Rejected by 16 colleges, 18-year-old takes Google job: Yes, he's Asian
Stanley Zhong earned nearly perfect grades (3.97 unweighted, 4.42 weighted) and SAT scores (1590 out of 1600). He founded his own e-signing startup RabbitSign in his sophomore year at Palo Alto's Gunn High School, and competed in national coding competitions.
But he was rejected by MIT, Cal Tech, Stanford and Cornell -- and 12 others. No state university in California, his home state, accepted Zhong, including Berkeley, UCLA, UC San Diego, UC Davis, UC Santa Barbara (not all that selective) and Cal Poly.
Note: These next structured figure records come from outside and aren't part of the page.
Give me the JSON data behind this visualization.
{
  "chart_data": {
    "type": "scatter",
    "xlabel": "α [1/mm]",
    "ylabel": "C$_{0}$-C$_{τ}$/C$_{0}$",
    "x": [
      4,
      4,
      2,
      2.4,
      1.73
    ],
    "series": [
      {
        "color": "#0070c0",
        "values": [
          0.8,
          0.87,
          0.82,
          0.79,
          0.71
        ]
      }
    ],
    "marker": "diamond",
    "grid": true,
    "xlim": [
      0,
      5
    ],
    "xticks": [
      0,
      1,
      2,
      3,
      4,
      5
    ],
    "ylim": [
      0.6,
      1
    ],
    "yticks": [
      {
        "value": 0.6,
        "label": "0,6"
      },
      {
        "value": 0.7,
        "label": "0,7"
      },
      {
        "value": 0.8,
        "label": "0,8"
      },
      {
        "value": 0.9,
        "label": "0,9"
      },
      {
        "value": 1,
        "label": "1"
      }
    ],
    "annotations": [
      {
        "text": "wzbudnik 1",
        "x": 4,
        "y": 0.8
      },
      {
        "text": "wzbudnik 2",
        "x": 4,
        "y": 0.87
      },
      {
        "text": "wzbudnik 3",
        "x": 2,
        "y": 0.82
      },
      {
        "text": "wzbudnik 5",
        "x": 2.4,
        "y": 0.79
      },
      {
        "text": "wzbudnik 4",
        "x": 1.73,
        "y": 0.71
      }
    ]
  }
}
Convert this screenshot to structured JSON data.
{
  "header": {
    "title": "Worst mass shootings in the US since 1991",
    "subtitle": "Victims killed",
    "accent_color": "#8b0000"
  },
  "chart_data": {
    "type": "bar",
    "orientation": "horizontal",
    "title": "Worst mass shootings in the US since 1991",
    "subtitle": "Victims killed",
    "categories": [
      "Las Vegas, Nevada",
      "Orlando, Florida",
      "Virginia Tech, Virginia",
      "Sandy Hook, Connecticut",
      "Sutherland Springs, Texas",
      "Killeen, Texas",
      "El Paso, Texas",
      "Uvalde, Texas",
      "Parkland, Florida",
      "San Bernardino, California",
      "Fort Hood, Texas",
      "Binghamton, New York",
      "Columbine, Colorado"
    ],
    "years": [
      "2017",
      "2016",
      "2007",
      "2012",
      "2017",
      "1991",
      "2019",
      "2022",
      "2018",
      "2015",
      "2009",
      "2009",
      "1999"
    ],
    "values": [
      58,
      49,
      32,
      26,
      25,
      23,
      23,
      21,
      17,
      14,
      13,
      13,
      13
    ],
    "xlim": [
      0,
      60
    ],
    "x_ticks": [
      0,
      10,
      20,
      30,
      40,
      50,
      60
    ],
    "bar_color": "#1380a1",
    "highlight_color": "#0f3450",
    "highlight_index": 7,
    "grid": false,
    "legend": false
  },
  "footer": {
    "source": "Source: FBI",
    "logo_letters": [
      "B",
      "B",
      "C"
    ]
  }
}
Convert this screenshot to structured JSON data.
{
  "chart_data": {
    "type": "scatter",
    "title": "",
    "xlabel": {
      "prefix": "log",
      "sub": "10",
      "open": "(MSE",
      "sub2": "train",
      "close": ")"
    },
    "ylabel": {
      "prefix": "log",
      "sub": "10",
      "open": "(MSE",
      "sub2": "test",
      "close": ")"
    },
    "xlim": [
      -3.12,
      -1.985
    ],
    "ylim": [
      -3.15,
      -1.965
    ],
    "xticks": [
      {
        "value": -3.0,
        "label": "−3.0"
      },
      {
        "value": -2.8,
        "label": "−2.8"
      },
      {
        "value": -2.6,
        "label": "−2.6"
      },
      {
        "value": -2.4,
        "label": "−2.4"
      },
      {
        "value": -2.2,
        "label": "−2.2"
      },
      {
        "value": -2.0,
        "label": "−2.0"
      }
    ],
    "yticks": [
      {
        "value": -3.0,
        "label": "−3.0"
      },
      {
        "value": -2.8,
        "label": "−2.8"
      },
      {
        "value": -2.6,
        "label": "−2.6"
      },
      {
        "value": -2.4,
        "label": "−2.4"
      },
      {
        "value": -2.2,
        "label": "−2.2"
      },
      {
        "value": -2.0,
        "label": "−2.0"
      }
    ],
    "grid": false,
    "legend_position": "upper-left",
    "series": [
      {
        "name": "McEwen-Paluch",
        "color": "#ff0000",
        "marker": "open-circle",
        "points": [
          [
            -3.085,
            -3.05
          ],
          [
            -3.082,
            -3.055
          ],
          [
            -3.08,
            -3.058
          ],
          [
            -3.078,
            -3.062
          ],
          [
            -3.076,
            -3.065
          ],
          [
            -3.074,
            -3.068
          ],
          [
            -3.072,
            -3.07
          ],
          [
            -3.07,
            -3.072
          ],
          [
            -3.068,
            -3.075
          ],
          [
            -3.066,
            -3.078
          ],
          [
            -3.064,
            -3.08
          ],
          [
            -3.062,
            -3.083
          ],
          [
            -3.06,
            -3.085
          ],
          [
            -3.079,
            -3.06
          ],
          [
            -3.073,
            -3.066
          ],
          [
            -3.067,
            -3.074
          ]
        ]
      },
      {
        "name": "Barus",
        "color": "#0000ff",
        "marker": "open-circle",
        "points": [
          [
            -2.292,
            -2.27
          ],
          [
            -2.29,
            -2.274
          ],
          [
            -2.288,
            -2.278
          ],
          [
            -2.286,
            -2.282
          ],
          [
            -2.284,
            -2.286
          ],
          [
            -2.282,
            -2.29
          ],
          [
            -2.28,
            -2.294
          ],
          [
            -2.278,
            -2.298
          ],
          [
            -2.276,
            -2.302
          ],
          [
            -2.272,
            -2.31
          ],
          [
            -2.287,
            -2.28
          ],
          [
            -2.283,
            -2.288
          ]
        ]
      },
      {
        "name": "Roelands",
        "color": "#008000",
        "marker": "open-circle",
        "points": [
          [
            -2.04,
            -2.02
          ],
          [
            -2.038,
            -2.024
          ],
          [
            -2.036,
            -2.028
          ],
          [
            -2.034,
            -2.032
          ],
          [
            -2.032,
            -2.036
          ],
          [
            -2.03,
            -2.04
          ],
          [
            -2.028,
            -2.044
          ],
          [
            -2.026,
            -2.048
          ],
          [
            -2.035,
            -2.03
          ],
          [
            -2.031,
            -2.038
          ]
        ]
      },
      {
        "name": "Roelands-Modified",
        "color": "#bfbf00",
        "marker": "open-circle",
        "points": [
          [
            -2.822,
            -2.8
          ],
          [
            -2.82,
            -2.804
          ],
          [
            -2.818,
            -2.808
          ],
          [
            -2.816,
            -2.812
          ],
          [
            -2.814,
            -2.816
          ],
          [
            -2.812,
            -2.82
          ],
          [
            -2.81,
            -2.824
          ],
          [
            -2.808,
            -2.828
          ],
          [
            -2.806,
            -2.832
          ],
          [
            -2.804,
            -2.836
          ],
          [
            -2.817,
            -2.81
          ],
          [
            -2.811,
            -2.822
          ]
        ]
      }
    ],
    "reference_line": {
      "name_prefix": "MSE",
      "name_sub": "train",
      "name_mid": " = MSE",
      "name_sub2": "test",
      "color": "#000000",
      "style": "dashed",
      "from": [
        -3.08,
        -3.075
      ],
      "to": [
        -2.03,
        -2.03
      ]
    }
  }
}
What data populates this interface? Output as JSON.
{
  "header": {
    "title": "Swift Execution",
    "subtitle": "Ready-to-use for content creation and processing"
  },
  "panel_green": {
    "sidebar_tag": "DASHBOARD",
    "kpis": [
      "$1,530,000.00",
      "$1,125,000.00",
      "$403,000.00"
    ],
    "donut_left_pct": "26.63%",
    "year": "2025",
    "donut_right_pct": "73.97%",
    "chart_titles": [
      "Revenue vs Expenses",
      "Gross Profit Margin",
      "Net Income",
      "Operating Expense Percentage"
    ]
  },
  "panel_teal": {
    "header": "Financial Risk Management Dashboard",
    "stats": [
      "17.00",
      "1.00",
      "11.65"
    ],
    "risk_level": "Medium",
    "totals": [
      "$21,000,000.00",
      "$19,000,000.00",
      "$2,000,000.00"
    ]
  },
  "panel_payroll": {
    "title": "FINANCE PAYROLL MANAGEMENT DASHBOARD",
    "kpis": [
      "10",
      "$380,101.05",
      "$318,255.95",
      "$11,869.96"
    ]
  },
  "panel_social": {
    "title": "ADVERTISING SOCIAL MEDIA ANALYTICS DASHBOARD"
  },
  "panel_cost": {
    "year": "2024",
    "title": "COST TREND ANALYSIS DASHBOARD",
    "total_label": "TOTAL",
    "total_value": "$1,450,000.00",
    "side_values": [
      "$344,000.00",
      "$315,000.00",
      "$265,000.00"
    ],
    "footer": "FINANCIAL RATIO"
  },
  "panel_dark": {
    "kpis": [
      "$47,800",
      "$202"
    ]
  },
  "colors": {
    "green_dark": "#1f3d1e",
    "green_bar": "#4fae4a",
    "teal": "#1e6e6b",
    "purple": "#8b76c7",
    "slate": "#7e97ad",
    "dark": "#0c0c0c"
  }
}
Can California afford to send high-tech talent away?
Zhong also was turned down by the universities of Illinois, Michigan, Washington and Wisconsin, but he got into the University of Texas and the University of Maryland. He planned to go to UT -- until he got a job offer from Google. He started work this week as a software engineer.
ABC7's Kristen Sze interviewed Stanley and his father after a witness brought up his story at a House Committee on Education and the Workforce hearing on affirmative action in college admissions.
If you watch the video, you'll see a pleasant, articulate young man. He wonders why he was not good enough for so many universities -- and not just Stanford and MIT. (Sze says she read his essay and saw no "red flags.") Was it just bad luck?
Zhong plans to work for a year, then decide whether to enroll at UT or skip college.